М. Эпштейн. Русская культура на распутье, гл.3

                      3.   МЕДИОКРАТИЯ.  ЗАПАДНАЯ МОДЕЛЬ

        Почему нужна нейтральная полоса между полюсами,  сказано уже достаточно,  и здесь я опираюсь на хорошо сформированную западническую традицию  русской мысли. Далее мне придется опереться на другую традицию - критики Запада, хотя и не славянофильской критики. Чистое славянофильство как раз критикует Запад за его дуализм, расхождение ума и сердца, юридического и морального,  субъекта и объекта, и т.д., проповедуя объединение всех этих распавшихся крайностей в высшем синтезе - отсюда "цельное знание" И. Киреевского и теология всеединства Вл. Соловьева. При этом славянофильство пользуется западным же багажом идей, гегелевской диалектикой и категорией синтеза, шеллинговской философией тождества и т.д.

        Но есть и другая критика Запада, которая подчеркивает не раскол, а именно удручающую однородность западного среднего класса. Еще задолго до  постмодерного снятия оппозиции между элитарным и массовым такая же тенденция к усреднению, гомогенности обнаруживалась в  западном обществе 19-го века и вызывала почти апокалиптический ужас как призрак нового "китаизма". В своем сопротивлении  царству всеобъемлющей середины  сходятся  либерал Милль и антилиберал Ницше, революционер-социалист Герцен и реакционер-монархист Леонтьев, а также апокалиптический революционер, антимонархист и антисоциалист Мережковский.

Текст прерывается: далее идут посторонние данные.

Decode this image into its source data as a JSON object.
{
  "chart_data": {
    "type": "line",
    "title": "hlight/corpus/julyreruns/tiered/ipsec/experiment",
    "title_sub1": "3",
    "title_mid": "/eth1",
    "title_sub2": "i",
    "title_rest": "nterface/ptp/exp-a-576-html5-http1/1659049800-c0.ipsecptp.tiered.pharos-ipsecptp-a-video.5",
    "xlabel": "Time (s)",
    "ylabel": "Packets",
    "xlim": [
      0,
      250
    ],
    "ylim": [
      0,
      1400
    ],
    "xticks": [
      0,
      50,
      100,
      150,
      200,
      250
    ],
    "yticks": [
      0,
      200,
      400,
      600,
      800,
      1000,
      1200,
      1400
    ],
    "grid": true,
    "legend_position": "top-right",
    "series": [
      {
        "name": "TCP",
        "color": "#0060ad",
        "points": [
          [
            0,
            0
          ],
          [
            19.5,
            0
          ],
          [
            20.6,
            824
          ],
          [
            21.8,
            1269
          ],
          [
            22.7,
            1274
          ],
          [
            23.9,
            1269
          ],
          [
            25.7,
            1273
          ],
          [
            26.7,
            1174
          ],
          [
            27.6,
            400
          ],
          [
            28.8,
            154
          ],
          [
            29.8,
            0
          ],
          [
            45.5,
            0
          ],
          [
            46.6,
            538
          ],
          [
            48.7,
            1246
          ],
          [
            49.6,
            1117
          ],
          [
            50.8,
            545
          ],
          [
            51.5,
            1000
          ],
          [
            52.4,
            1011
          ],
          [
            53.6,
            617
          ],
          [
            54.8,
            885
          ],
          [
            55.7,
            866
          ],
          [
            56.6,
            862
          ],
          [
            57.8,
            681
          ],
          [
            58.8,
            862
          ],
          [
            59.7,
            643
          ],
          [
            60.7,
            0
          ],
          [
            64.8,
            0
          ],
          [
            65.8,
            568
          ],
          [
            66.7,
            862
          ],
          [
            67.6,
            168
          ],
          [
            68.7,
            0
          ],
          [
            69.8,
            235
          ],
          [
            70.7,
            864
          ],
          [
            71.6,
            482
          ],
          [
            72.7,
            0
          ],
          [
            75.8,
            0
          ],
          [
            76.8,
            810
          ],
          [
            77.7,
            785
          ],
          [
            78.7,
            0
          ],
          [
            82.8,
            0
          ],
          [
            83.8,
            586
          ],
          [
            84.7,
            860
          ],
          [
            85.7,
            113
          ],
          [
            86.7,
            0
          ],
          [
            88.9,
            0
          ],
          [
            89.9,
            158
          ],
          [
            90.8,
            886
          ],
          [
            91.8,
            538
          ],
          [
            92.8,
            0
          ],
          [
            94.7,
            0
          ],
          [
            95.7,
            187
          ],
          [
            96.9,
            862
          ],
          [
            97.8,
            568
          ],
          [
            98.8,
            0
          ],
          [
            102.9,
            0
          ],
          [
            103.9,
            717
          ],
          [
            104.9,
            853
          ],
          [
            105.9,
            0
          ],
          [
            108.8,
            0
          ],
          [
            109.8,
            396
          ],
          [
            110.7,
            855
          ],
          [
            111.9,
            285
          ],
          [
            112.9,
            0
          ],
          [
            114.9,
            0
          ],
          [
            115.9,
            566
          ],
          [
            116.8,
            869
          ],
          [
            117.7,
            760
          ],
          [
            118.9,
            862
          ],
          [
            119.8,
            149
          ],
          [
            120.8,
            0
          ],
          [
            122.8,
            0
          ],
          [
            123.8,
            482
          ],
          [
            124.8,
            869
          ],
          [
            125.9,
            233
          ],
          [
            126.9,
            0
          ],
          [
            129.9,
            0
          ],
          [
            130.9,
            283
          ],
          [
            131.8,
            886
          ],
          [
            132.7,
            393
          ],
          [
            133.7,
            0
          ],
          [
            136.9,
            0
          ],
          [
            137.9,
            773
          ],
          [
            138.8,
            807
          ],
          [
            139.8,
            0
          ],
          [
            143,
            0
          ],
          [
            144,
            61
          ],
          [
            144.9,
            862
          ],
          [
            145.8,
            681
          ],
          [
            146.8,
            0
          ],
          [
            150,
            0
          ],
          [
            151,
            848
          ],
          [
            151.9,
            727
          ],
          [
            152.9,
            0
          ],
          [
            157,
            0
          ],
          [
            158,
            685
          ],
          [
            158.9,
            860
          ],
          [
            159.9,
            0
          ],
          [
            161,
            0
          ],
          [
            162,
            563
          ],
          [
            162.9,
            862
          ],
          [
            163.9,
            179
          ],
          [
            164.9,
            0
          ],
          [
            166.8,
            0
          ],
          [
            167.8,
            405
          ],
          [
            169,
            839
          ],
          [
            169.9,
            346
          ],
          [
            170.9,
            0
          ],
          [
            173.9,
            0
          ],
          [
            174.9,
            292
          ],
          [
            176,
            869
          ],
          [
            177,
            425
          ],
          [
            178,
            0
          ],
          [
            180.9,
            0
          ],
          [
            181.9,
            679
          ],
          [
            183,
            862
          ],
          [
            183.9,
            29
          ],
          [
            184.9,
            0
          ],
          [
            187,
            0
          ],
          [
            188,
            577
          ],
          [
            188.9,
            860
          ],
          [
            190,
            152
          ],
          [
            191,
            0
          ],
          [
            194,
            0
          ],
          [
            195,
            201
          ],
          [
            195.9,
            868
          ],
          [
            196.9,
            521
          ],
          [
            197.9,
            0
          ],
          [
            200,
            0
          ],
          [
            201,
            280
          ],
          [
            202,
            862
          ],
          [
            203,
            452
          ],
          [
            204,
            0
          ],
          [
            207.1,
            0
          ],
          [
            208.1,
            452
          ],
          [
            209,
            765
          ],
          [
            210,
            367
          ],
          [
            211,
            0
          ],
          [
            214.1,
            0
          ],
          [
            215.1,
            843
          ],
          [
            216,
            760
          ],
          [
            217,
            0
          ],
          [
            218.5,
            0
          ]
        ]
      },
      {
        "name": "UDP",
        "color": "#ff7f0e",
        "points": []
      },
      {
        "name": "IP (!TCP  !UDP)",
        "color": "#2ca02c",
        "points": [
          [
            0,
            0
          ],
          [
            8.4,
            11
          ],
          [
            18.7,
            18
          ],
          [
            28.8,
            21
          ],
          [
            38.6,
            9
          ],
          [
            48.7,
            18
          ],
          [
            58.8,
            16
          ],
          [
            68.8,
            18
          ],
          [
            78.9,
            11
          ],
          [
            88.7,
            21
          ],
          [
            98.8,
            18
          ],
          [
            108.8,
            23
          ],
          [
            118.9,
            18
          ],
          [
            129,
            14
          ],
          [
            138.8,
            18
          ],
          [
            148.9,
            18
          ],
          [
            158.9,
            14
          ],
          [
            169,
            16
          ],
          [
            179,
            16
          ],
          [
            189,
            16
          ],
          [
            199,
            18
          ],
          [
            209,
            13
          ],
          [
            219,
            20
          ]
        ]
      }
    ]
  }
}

        По наблюдению Джона Стюарта Милля,  Европа, которая  "обязана  богатству путей своим разнообразным развитием",  к середине 19-ого века "начинает в значительной степени утрачивать это преимущество. Она решительно стремится к китайскому идеалу - сделать всех одинаковыми".[1]  С ним соглашается Герцен: "Возле, за углом, везде дожидается стотысячегольовая гидра..., самодержавная толпа сплоченной посредственности (conglomerated mediocrity) Ст. Милля... Да, любезный друг, пора прийти к спокойному и смиренному сознанию, что мещанство  окончательная форма западной цивилизации, ее совершеннолетие - etat adulte; им замыкается длинный  ряд его сновидений, оканчивается  эпопея роста, роман юности - все, вносившее столько поэзии и бед в жизнь народов. /.../ ".[2] "...Все идет к посредственности, люди теряются в толпе. Эта collective mediocrity" ненавидит все резкое, самобытное, выступающее; она проводит над всем общий уровень. /... Нравственная основа поведения состоит преимущественно в том, чтобы жить, как другие".[3] С ними обоими, при всем отличии своих идеалов, соглашается К. Леонтьев: "Все изящное, глубокое, выдающееся чем-нибудь, и наивное, и утонченное, и первобытное, и капризно-развитое, и блестящее, и дикое одинаково отходит, отступает перед твердым напором этих серых людей.  ...Я слишком люблю человечество, чтобы желать ему такую спокойную, быть может, но пошлую и унизительную будущность".[4]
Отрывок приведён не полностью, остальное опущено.